A spokesman for "The View" said Joy was just joking.
"She said very clearly it was just a theory — she has lots of really funny theories that she kind of gives on a daily basis. She’s a Catholic, and she loves to talk about the Catholic Church. It’s one of her favorite subjects."
Others didn't find the joke too funny. Behar's co-host Elisabeth Hasselbeck blasted Behar's theory, noting that the late Mother Teresa, who has not yet been given sainthood, is a modern example of a saint.
Behar mentioned the recently revealed letters that suggest Mother Teresa struggled with doubts about her faith, and contended that the Catholic Church’s standards for sainthood have changed due to medical advances.
"That’s why Mother Teresa had issues. Let’s not forget, she didn’t really believe 100 percent like those saints who were hearing voices. She didn’t hear voices," Behar said.
"So the church said ‘OK, she does good deeds. Let’s make her a saint.’ In the old days it used to be you heard voices. You can’t do that anymore."
FOX News contributor Father Jonathan Morris, when asked to comment for FOXNews.com, lambasted Behar's remarks, whether or not they were intended to be funny.

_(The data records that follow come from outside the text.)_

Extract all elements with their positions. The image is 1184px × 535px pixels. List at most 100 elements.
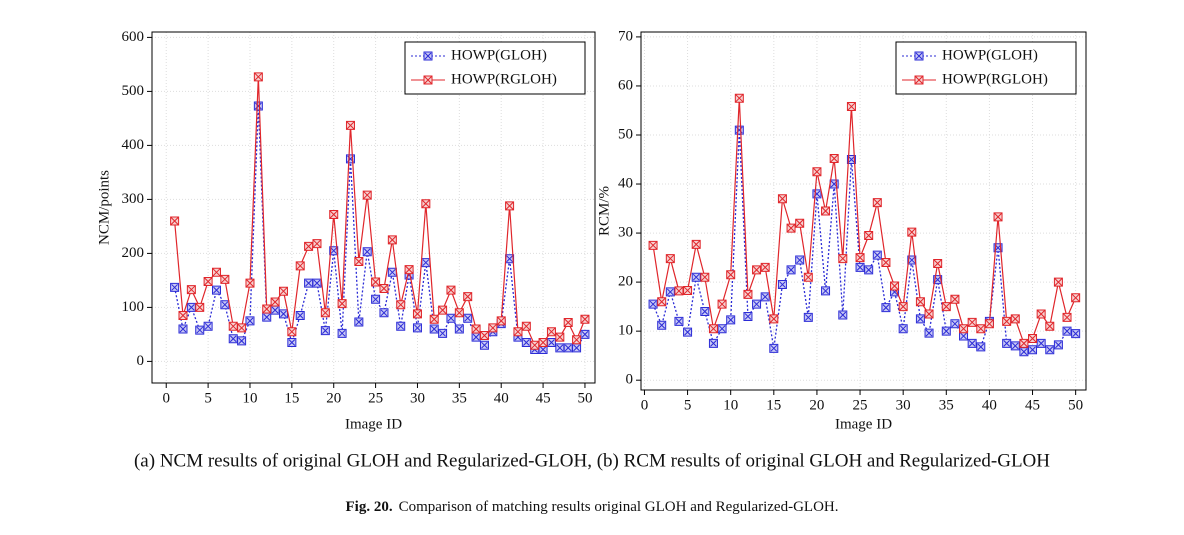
point-marker (329, 210, 339, 220)
point-marker (864, 231, 874, 241)
point-marker (1036, 338, 1046, 348)
point-marker (211, 285, 221, 295)
point-marker (287, 327, 297, 337)
y-tick-label: 10 (618, 323, 633, 339)
point-marker (976, 324, 986, 334)
x-axis-label: Image ID (835, 416, 892, 432)
point-marker (1028, 345, 1038, 355)
point-marker (855, 253, 865, 263)
point-marker (471, 324, 481, 334)
point-marker (708, 338, 718, 348)
point-marker (262, 312, 272, 322)
point-marker (769, 343, 779, 353)
point-marker (580, 314, 590, 324)
point-marker (924, 328, 934, 338)
point-marker (821, 286, 831, 296)
point-marker (387, 235, 397, 245)
point-marker (170, 216, 180, 226)
point-marker (838, 310, 848, 320)
legend-label: HOWP(RGLOH) (451, 71, 557, 87)
y-tick-label: 50 (618, 126, 633, 142)
point-marker (186, 302, 196, 312)
point-marker (270, 297, 280, 307)
x-tick-label: 20 (326, 390, 341, 406)
point-marker (412, 309, 422, 319)
point-marker (683, 285, 693, 295)
figure-caption: Fig. 20. Comparison of matching results o… (346, 499, 839, 515)
point-marker (976, 342, 986, 352)
point-marker (262, 304, 272, 314)
x-tick-label: 30 (896, 397, 911, 413)
legend-label: HOWP(GLOH) (942, 47, 1038, 63)
x-tick-label: 5 (204, 390, 212, 406)
point-marker (412, 323, 422, 333)
point-marker (1071, 293, 1081, 303)
point-marker (1053, 277, 1063, 287)
point-marker (580, 329, 590, 339)
point-marker (479, 330, 489, 340)
point-marker (691, 239, 701, 249)
point-marker (915, 314, 925, 324)
point-marker (245, 278, 255, 288)
point-marker (438, 328, 448, 338)
point-marker (253, 72, 263, 82)
point-marker (691, 272, 701, 282)
point-marker (195, 302, 205, 312)
point-marker (700, 307, 710, 317)
point-marker (760, 262, 770, 272)
point-marker (354, 317, 364, 327)
point-marker (488, 323, 498, 333)
point-marker (838, 254, 848, 264)
point-marker (337, 328, 347, 338)
point-marker (941, 302, 951, 312)
point-marker (371, 294, 381, 304)
point-marker (186, 285, 196, 295)
point-marker (245, 316, 255, 326)
point-marker (786, 265, 796, 275)
point-marker (320, 326, 330, 336)
point-marker (228, 321, 238, 331)
point-marker (924, 309, 934, 319)
point-marker (546, 327, 556, 337)
point-marker (1028, 334, 1038, 344)
point-marker (178, 324, 188, 334)
point-marker (950, 319, 960, 329)
x-tick-label: 45 (536, 390, 551, 406)
plot-frame (151, 31, 596, 384)
point-marker (993, 212, 1003, 222)
point-marker (708, 324, 718, 334)
point-marker (555, 343, 565, 353)
point-marker (471, 332, 481, 342)
y-tick-label: 200 (122, 245, 145, 261)
point-marker (760, 292, 770, 302)
legend-box (404, 41, 586, 95)
point-marker (496, 316, 506, 326)
point-marker (270, 305, 280, 315)
x-tick-label: 35 (452, 390, 467, 406)
point-marker (278, 286, 288, 296)
point-marker (812, 167, 822, 177)
legend-label: HOWP(GLOH) (451, 47, 547, 63)
x-tick-label: 40 (982, 397, 997, 413)
point-marker (379, 284, 389, 293)
point-marker (404, 265, 414, 275)
point-marker (479, 340, 489, 350)
point-marker (665, 254, 675, 264)
y-axis-label: RCM/% (596, 186, 612, 236)
y-tick-label: 0 (626, 372, 634, 388)
point-marker (743, 311, 753, 321)
legend-marker (423, 51, 433, 61)
point-marker (312, 278, 322, 288)
point-marker (915, 297, 925, 307)
point-marker (278, 309, 288, 319)
point-marker (846, 102, 856, 112)
point-marker (295, 311, 305, 320)
point-marker (530, 340, 540, 350)
x-tick-label: 35 (939, 397, 954, 413)
y-tick-label: 400 (122, 137, 145, 153)
point-marker (563, 318, 573, 328)
point-marker (379, 308, 389, 318)
legend-marker (914, 51, 924, 61)
point-marker (1002, 316, 1012, 326)
point-marker (429, 324, 439, 334)
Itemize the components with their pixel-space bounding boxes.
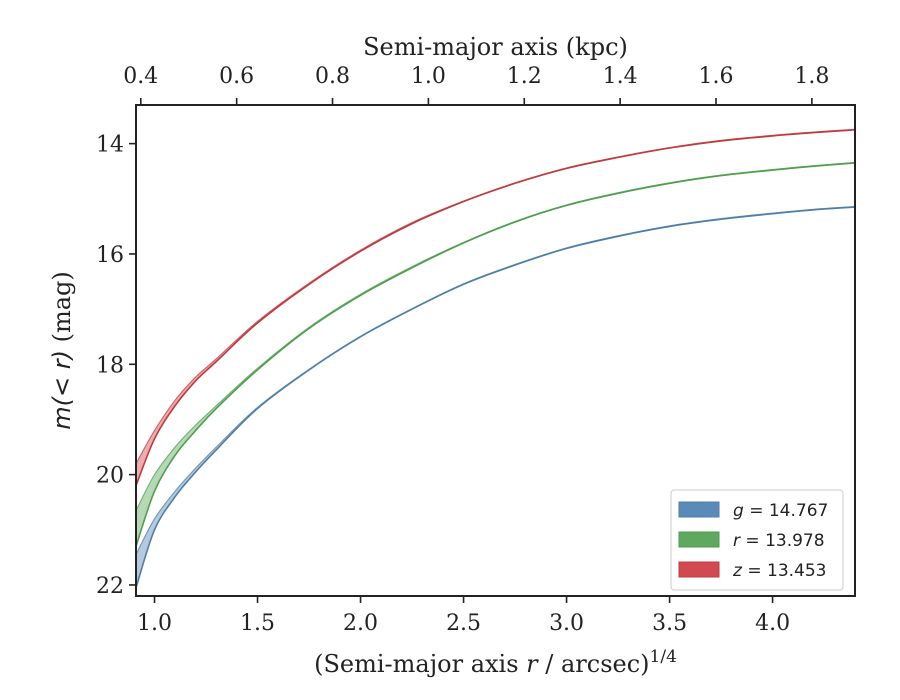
y-tick-label: 18 [96, 353, 124, 378]
legend-swatch-r [678, 531, 720, 548]
y-tick-label: 20 [96, 464, 124, 489]
top-x-axis-title: Semi-major axis (kpc) [363, 33, 628, 61]
chart-legend: g = 14.767 r = 13.978 z = 13.453 [670, 489, 844, 591]
axis-ticks: 1.0 1.5 2.0 2.5 3.0 3.5 4.0 14 16 18 20 22 0.4 0.6 0.8… [96, 64, 829, 636]
series-band-z [136, 129, 855, 486]
top-x-tick-label: 1.0 [411, 64, 446, 89]
plot-frame [135, 104, 856, 597]
legend-label-z: z = 13.453 [732, 561, 826, 581]
y-tick-label: 16 [96, 243, 124, 268]
x-tick-label: 1.5 [240, 611, 275, 636]
y-tick-label: 14 [96, 133, 124, 158]
x-tick-label: 4.0 [755, 611, 790, 636]
legend-label-r: r = 13.978 [733, 531, 825, 551]
x-tick-label: 2.0 [343, 611, 378, 636]
x-tick-label: 1.0 [137, 611, 172, 636]
top-x-tick-label: 1.8 [794, 64, 829, 89]
x-tick-label: 3.5 [652, 611, 687, 636]
top-x-tick-label: 0.4 [123, 64, 158, 89]
series-band-r [136, 162, 855, 547]
series-line-r [136, 162, 855, 547]
legend-swatch-g [678, 501, 720, 518]
x-axis-title: (Semi-major axis r / arcsec)1/4 [314, 647, 677, 678]
legend-label-g: g = 14.767 [733, 501, 828, 521]
x-tick-label: 3.0 [549, 611, 584, 636]
series-line-upper-g [136, 205, 855, 555]
y-axis-title: m(< r) (mag) [48, 271, 76, 430]
top-x-tick-label: 0.6 [219, 64, 254, 89]
top-x-tick-label: 0.8 [315, 64, 350, 89]
series-line-upper-r [136, 161, 855, 511]
top-x-tick-label: 1.6 [698, 64, 733, 89]
top-x-tick-label: 1.2 [507, 64, 542, 89]
top-x-tick-label: 1.4 [603, 64, 638, 89]
y-tick-label: 22 [96, 574, 124, 599]
series-lines [136, 128, 855, 588]
series-line-upper-z [136, 128, 855, 464]
x-tick-label: 2.5 [446, 611, 481, 636]
legend-swatch-z [678, 561, 720, 578]
series-line-z [136, 129, 855, 486]
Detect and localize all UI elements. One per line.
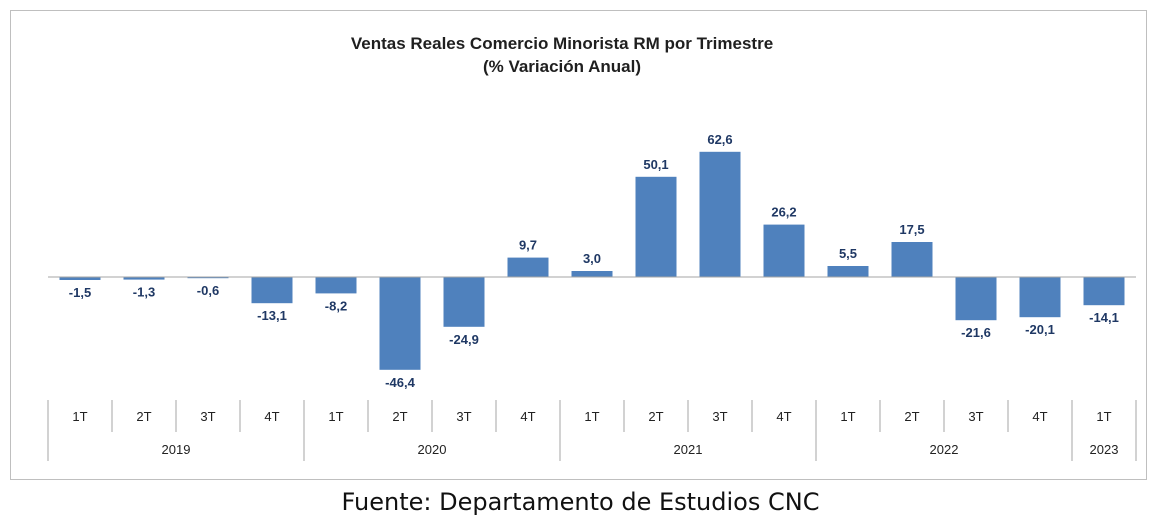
data-label-17: -14,1 bbox=[1089, 310, 1119, 325]
quarter-tick-label-13: 1T bbox=[840, 409, 855, 424]
bar-6 bbox=[379, 277, 421, 370]
bar-4 bbox=[251, 277, 293, 304]
quarter-tick-label-17: 1T bbox=[1096, 409, 1111, 424]
quarter-tick-label-6: 2T bbox=[392, 409, 407, 424]
quarter-tick-label-11: 3T bbox=[712, 409, 727, 424]
bar-9 bbox=[571, 271, 613, 277]
quarter-tick-label-12: 4T bbox=[776, 409, 791, 424]
quarter-tick-label-4: 4T bbox=[264, 409, 279, 424]
data-label-11: 62,6 bbox=[707, 132, 732, 147]
bar-17 bbox=[1083, 277, 1125, 306]
year-label-2020: 2020 bbox=[418, 442, 447, 457]
bar-8 bbox=[507, 257, 549, 277]
source-caption: Fuente: Departamento de Estudios CNC bbox=[341, 488, 820, 516]
bar-chart: Ventas Reales Comercio Minorista RM por … bbox=[47, 34, 1137, 461]
bar-1 bbox=[59, 277, 101, 280]
chart-frame: Ventas Reales Comercio Minorista RM por … bbox=[10, 10, 1147, 480]
data-label-6: -46,4 bbox=[385, 375, 415, 390]
data-label-10: 50,1 bbox=[643, 157, 668, 172]
chart-title: Ventas Reales Comercio Minorista RM por … bbox=[351, 34, 773, 76]
quarter-tick-label-3: 3T bbox=[200, 409, 215, 424]
quarter-tick-label-5: 1T bbox=[328, 409, 343, 424]
quarter-tick-label-16: 4T bbox=[1032, 409, 1047, 424]
bar-10 bbox=[635, 176, 677, 277]
data-label-12: 26,2 bbox=[771, 205, 796, 220]
year-label-2021: 2021 bbox=[674, 442, 703, 457]
quarter-tick-label-2: 2T bbox=[136, 409, 151, 424]
year-label-2023: 2023 bbox=[1090, 442, 1119, 457]
quarter-tick-label-8: 4T bbox=[520, 409, 535, 424]
quarter-tick-label-10: 2T bbox=[648, 409, 663, 424]
data-label-1: -1,5 bbox=[69, 285, 91, 300]
data-label-5: -8,2 bbox=[325, 298, 347, 313]
chart-title-line-1: Ventas Reales Comercio Minorista RM por … bbox=[351, 34, 773, 53]
year-label-2022: 2022 bbox=[930, 442, 959, 457]
quarter-tick-label-14: 2T bbox=[904, 409, 919, 424]
quarter-tick-label-1: 1T bbox=[72, 409, 87, 424]
data-label-9: 3,0 bbox=[583, 251, 601, 266]
chart-title-line-2: (% Variación Anual) bbox=[483, 57, 641, 76]
bar-7 bbox=[443, 277, 485, 327]
bar-13 bbox=[827, 266, 869, 277]
bar-12 bbox=[763, 224, 805, 277]
quarter-tick-label-9: 1T bbox=[584, 409, 599, 424]
bars bbox=[59, 151, 1125, 370]
quarter-tick-label-7: 3T bbox=[456, 409, 471, 424]
data-label-8: 9,7 bbox=[519, 238, 537, 253]
bar-16 bbox=[1019, 277, 1061, 318]
data-labels: -1,5 -1,3 -0,6 -13,1 -8,2 -46,4 -24,9 9,7 3,0 50,… bbox=[69, 132, 1119, 390]
data-label-16: -20,1 bbox=[1025, 322, 1055, 337]
year-label-2019: 2019 bbox=[162, 442, 191, 457]
data-label-15: -21,6 bbox=[961, 325, 991, 340]
data-label-13: 5,5 bbox=[839, 246, 857, 261]
data-label-14: 17,5 bbox=[899, 222, 924, 237]
bar-3 bbox=[187, 277, 229, 279]
data-label-4: -13,1 bbox=[257, 308, 287, 323]
data-label-2: -1,3 bbox=[133, 285, 155, 300]
bar-14 bbox=[891, 242, 933, 277]
bar-15 bbox=[955, 277, 997, 321]
bar-5 bbox=[315, 277, 357, 294]
data-label-7: -24,9 bbox=[449, 332, 479, 347]
quarter-tick-label-15: 3T bbox=[968, 409, 983, 424]
bar-11 bbox=[699, 151, 741, 277]
category-axis: 1T 2T 3T 4T 1T 2T 3T 4T 1T 2T 3T 4T 1T 2T 3T 4T 1T 2019 20… bbox=[47, 400, 1137, 461]
data-label-3: -0,6 bbox=[197, 283, 219, 298]
bar-2 bbox=[123, 277, 165, 280]
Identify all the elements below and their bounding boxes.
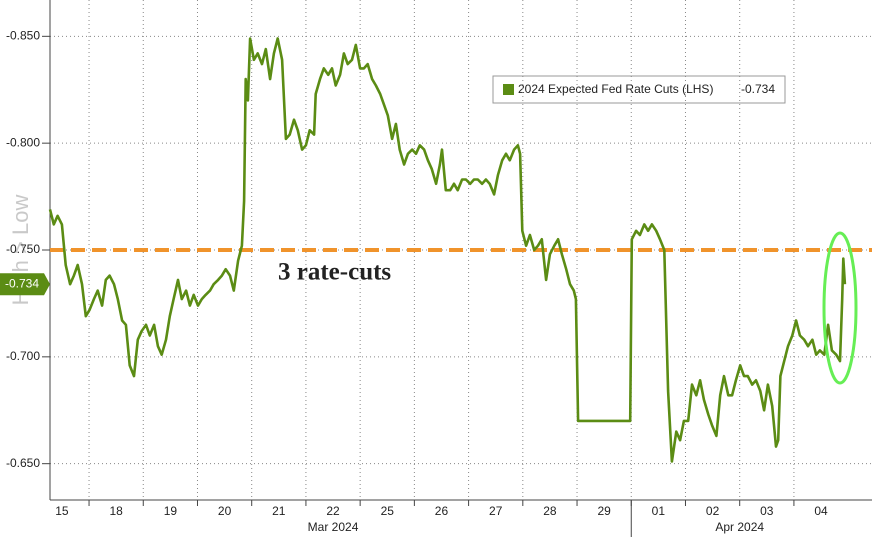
x-group-label: Apr 2024 — [715, 520, 764, 534]
last-value-tag — [0, 273, 50, 296]
y-tick-label: -0.750 — [6, 242, 40, 256]
x-tick-label: 22 — [326, 504, 340, 518]
x-tick-label: 26 — [435, 504, 449, 518]
last-value-label: -0.734 — [5, 276, 39, 290]
series-line — [48, 37, 847, 463]
x-tick-label: 18 — [109, 504, 123, 518]
x-tick-label: 15 — [55, 504, 69, 518]
x-tick-label: 01 — [652, 504, 666, 518]
x-tick-label: 25 — [381, 504, 395, 518]
y-tick-label: -0.800 — [6, 135, 40, 149]
x-tick-label: 02 — [706, 504, 720, 518]
x-tick-label: 29 — [597, 504, 611, 518]
x-tick-label: 27 — [489, 504, 503, 518]
x-tick-label: 03 — [760, 504, 774, 518]
x-tick-label: 19 — [164, 504, 178, 518]
x-tick-label: 04 — [814, 504, 828, 518]
legend-label: 2024 Expected Fed Rate Cuts (LHS) — [518, 82, 713, 96]
y-tick-label: -0.650 — [6, 456, 40, 470]
reference-label: 3 rate-cuts — [278, 259, 391, 286]
legend: 2024 Expected Fed Rate Cuts (LHS) -0.734 — [492, 75, 786, 104]
x-tick-label: 20 — [218, 504, 232, 518]
x-tick-label: 21 — [272, 504, 286, 518]
x-group-label: Mar 2024 — [308, 520, 359, 534]
legend-swatch — [503, 84, 514, 95]
legend-value: -0.734 — [741, 82, 775, 96]
highlight-ellipse — [822, 231, 858, 385]
legend-box — [492, 75, 786, 104]
y-tick-label: -0.850 — [6, 28, 40, 42]
x-tick-label: 28 — [543, 504, 557, 518]
y-tick-label: -0.700 — [6, 349, 40, 363]
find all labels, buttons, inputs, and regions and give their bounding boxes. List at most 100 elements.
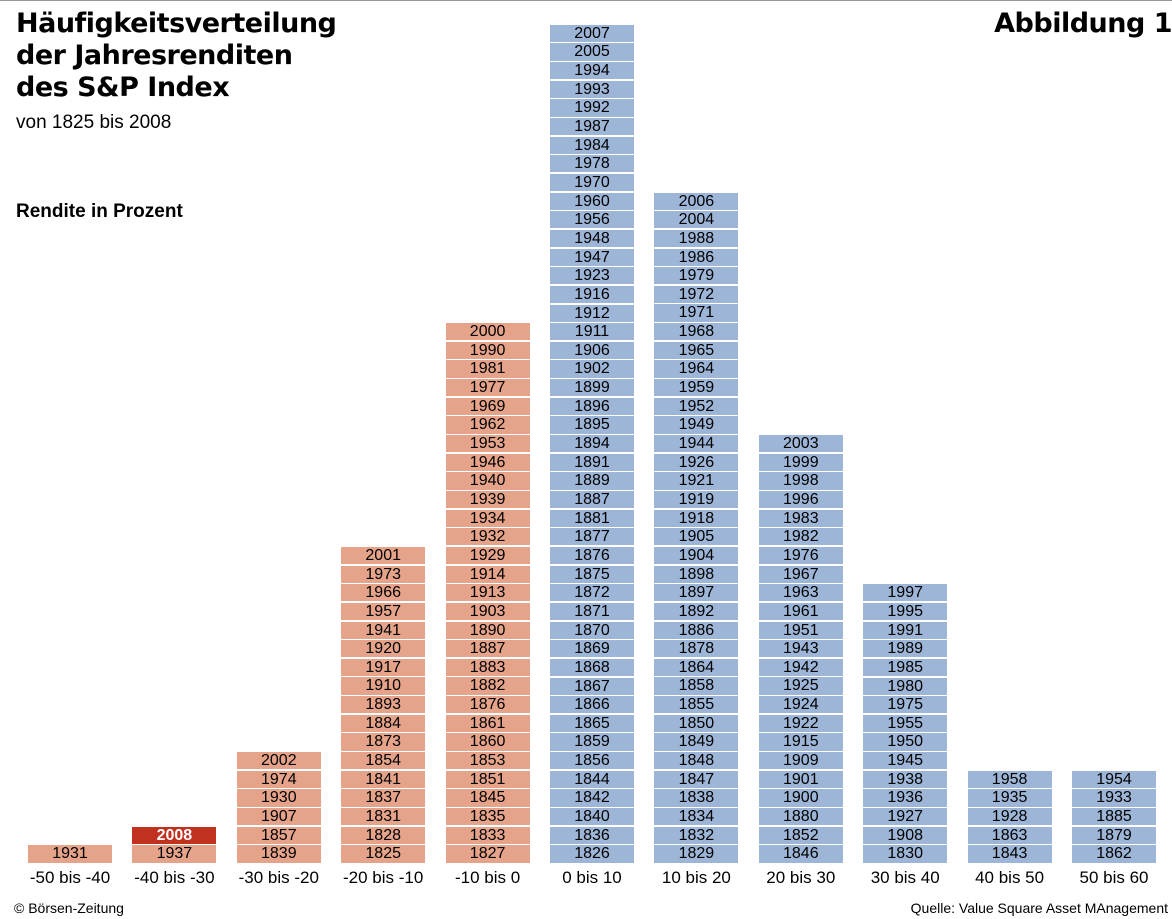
year-cell: 1861 bbox=[445, 714, 530, 732]
year-cell: 1918 bbox=[654, 509, 739, 527]
year-cell: 1985 bbox=[863, 658, 948, 677]
year-cell: 1832 bbox=[654, 826, 739, 844]
year-cell: 1925 bbox=[758, 677, 843, 695]
year-cell: 1880 bbox=[758, 808, 843, 826]
year-cell: 1900 bbox=[758, 789, 843, 807]
year-cell: 1856 bbox=[550, 752, 634, 770]
year-cell: 1839 bbox=[236, 845, 321, 863]
year-cell: 1960 bbox=[550, 192, 634, 210]
year-cell: 1942 bbox=[758, 658, 843, 677]
year-cell: 1941 bbox=[341, 621, 426, 639]
category-label: -40 bis -30 bbox=[134, 868, 215, 887]
year-cell: 1863 bbox=[967, 826, 1052, 844]
histogram-column: 2008 1937 bbox=[132, 826, 217, 864]
chart-subtitle: von 1825 bis 2008 bbox=[16, 112, 172, 133]
year-cell: 1992 bbox=[550, 99, 634, 117]
year-cell: 1963 bbox=[758, 584, 843, 602]
year-cell: 1890 bbox=[445, 621, 530, 639]
year-cell: 1957 bbox=[341, 602, 426, 621]
copyright-credit: © Börsen-Zeitung bbox=[14, 900, 124, 916]
year-cell: 1836 bbox=[550, 826, 634, 844]
year-cell: 1956 bbox=[550, 211, 634, 229]
year-cell: 1944 bbox=[654, 435, 739, 453]
year-cell: 1853 bbox=[445, 752, 530, 770]
category-label: 30 bis 40 bbox=[870, 868, 940, 887]
year-cell: 1988 bbox=[654, 229, 739, 248]
year-cell: 1854 bbox=[341, 752, 426, 770]
year-cell: 1865 bbox=[550, 714, 634, 732]
year-cell: 1916 bbox=[550, 285, 634, 304]
year-cell: 1926 bbox=[654, 453, 739, 471]
year-cell: 1979 bbox=[654, 267, 739, 285]
year-cell: 1831 bbox=[341, 808, 426, 826]
year-cell: 1987 bbox=[550, 118, 634, 136]
year-cell: 1968 bbox=[654, 323, 739, 341]
year-cell: 1951 bbox=[758, 621, 843, 639]
year-cell: 1850 bbox=[654, 714, 739, 732]
category-label: 0 bis 10 bbox=[562, 868, 622, 887]
year-cell: 1953 bbox=[445, 435, 530, 453]
year-cell: 2006 bbox=[654, 192, 739, 210]
year-cell: 1877 bbox=[550, 528, 634, 546]
year-cell: 1945 bbox=[863, 752, 948, 770]
year-cell: 1966 bbox=[341, 584, 426, 602]
chart-title: Häufigkeitsverteilung der Jahresrenditen… bbox=[16, 8, 337, 103]
year-cell: 1887 bbox=[445, 640, 530, 658]
year-cell: 1981 bbox=[445, 360, 530, 378]
year-cell: 1849 bbox=[654, 733, 739, 751]
year-cell: 1870 bbox=[550, 621, 634, 639]
year-cell: 1885 bbox=[1072, 808, 1156, 826]
year-cell: 1878 bbox=[654, 640, 739, 658]
year-cell: 1855 bbox=[654, 696, 739, 714]
year-cell: 1835 bbox=[445, 808, 530, 826]
year-cell: 1927 bbox=[863, 808, 948, 826]
year-cell: 1847 bbox=[654, 770, 739, 788]
year-cell: 1842 bbox=[550, 789, 634, 807]
year-cell: 1882 bbox=[445, 677, 530, 695]
year-cell: 1833 bbox=[445, 826, 530, 844]
year-cell: 1946 bbox=[445, 453, 530, 471]
year-cell: 1896 bbox=[550, 397, 634, 415]
year-cell: 1972 bbox=[654, 285, 739, 304]
year-cell: 1886 bbox=[654, 621, 739, 639]
year-cell: 1958 bbox=[967, 770, 1052, 788]
year-cell: 1952 bbox=[654, 397, 739, 415]
year-cell: 1838 bbox=[654, 789, 739, 807]
year-cell: 1906 bbox=[550, 341, 634, 359]
year-cell: 1904 bbox=[654, 546, 739, 565]
year-cell: 1876 bbox=[550, 546, 634, 565]
year-cell: 1868 bbox=[550, 658, 634, 677]
year-cell: 1997 bbox=[863, 584, 948, 602]
year-cell: 1934 bbox=[445, 509, 530, 527]
year-cell: 1935 bbox=[967, 789, 1052, 807]
year-cell: 1907 bbox=[236, 808, 321, 826]
year-cell: 1914 bbox=[445, 565, 530, 583]
category-label: -50 bis -40 bbox=[29, 868, 111, 887]
year-cell: 1884 bbox=[341, 714, 426, 732]
year-cell: 1829 bbox=[654, 845, 739, 863]
histogram-column: 2006 2004 1988 1986 1979 1972 1971 1968 1965 1964… bbox=[654, 192, 739, 864]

"Suggesting that holiness of life is equivalent to a mental disorder as Ms. Behar did is rather unbalanced to say the least," Morris said.
"Nobody is beatified or canonized because they hear voices. People are declared saints because they have first of all exemplified a heroic living of Christian virtue."
As for Behar's characterization of Mother Teresa, Morris said the talk-show host would do well to study the humanitarian's life.
"Clearly she is no church historian. Saying 'she didn't believe 100 percent' is a simplistic and superficial reading of the news," said Morris. "Why would you spend 60 years in a slum in the name of Jesus out of love for God if you don’t believe in Jesus or God 100 percent?"